A quantidade total de serapilheira produzida foi de 5.646,9 kg.ha-1.ano-1, onde a fração 'folhas' teve a maior participação, contribuindo com 4.081,2 kg.ha1.ano-1, seguida pela fração 'ramos' (1.066,1 kg.ha-1.ano-1); 'estruturas reprodutivas' (434,1 kg.ha-1.ano-1) e 'miscelânea' (65,5 kg.ha1.ano1). A Tab. 1 apresenta os dados das produções mensais de serapilheira (total e frações) de maneira a possibilitar a comparação com outros trabalhos.

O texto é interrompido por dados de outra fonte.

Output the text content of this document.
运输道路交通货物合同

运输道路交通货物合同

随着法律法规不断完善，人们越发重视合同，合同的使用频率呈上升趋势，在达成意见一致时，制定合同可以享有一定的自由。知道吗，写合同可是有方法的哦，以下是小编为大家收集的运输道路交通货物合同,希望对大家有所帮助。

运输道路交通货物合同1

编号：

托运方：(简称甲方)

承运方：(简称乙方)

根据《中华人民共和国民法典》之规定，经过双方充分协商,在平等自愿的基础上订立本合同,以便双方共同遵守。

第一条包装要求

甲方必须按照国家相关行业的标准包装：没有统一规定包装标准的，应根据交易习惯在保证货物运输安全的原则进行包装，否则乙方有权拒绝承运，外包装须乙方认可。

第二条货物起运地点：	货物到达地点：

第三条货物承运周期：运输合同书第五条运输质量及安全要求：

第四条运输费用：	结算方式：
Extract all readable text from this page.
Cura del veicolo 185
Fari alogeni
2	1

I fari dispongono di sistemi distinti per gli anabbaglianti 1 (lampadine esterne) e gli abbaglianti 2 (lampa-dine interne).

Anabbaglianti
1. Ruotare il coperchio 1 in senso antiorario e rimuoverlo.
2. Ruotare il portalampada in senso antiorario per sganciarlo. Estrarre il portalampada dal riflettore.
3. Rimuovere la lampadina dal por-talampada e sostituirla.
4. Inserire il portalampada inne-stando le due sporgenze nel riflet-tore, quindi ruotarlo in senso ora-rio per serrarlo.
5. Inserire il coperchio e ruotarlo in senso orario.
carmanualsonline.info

A menor participação da fração 'folhas' ocorreu em janeiro e a maior, em agosto (Tab. 1). A fração 'ramos' foi a segunda em importância, com maior expressão no mês de janeiro e menor, no mês de março (Tab. 1). A fração 'estruturas reprodutivas' teve maior participação nos meses de dezembro e janeiro e a menor, no mês de julho (Tab. 1).

Observou-se clara estacionalidade na produção de serapilheira (Fig. 2), com as maiores produções ocorrendo nos meses de agosto/2001, setembro/2001 e julho/2002 (847,7 kg.ha-1, 682,3 kg.ha-1 e 1049,7 kg.ha-1, respectivamente). Esses três meses somaram 45,7% da produção total. A grande produção em agosto e setembro seguiu-se por considerável diminuição em outubro e a partir daí, uma gradativa diminuição mensal até janeiro e fevereiro/2002. Em março, houve relativo aumento na produção que se manteve praticamente constante até junho, com notável aumento em julho/2002.

 

 

A partir da Andeva de medidas repetidas verificouse que, no período de estudo, a produção de serapilheira entre os meses foi significativamente diferente (F = 16,690, p = 0,0001) e evidenciou-se dois grandes grupos distintos. O primeiro grupo foi formado pelos meses de maior produção (agosto/2001 e julho/2002) e representou 33,6% da produção no período. Esses meses tiveram produções estatisticamente diferentes dos outros meses (p < 0,01), mas não tiveram produção significativamente diferente entre si (p > 0,05), com exceção de agosto, que não diferiu de setembro (p > 0,05). Considerou-se a produção de setembro como transitória entre os dois grandes grupos formados, visto que sua produção não foi significativamente diferente dos meses de outubro (p > 0,05), novembro (p > 0,05) e março (p > 0,05 ), ao mesmo tempo em que diferiu do mês de julho (p < 0,01). O segundo grupo foi formado pelos meses restantes que não apresentaram produções significativamente diferentes entre si (p > 0,05), que representam o período de transição entre dois extremos claros na dinâmica da serapilheira: a maior produção no período da estação seca (agosto/2001 e julho/2002) e a menor no período da estação chuvosa (dezembro/2001, janeiro e fevereiro/2002).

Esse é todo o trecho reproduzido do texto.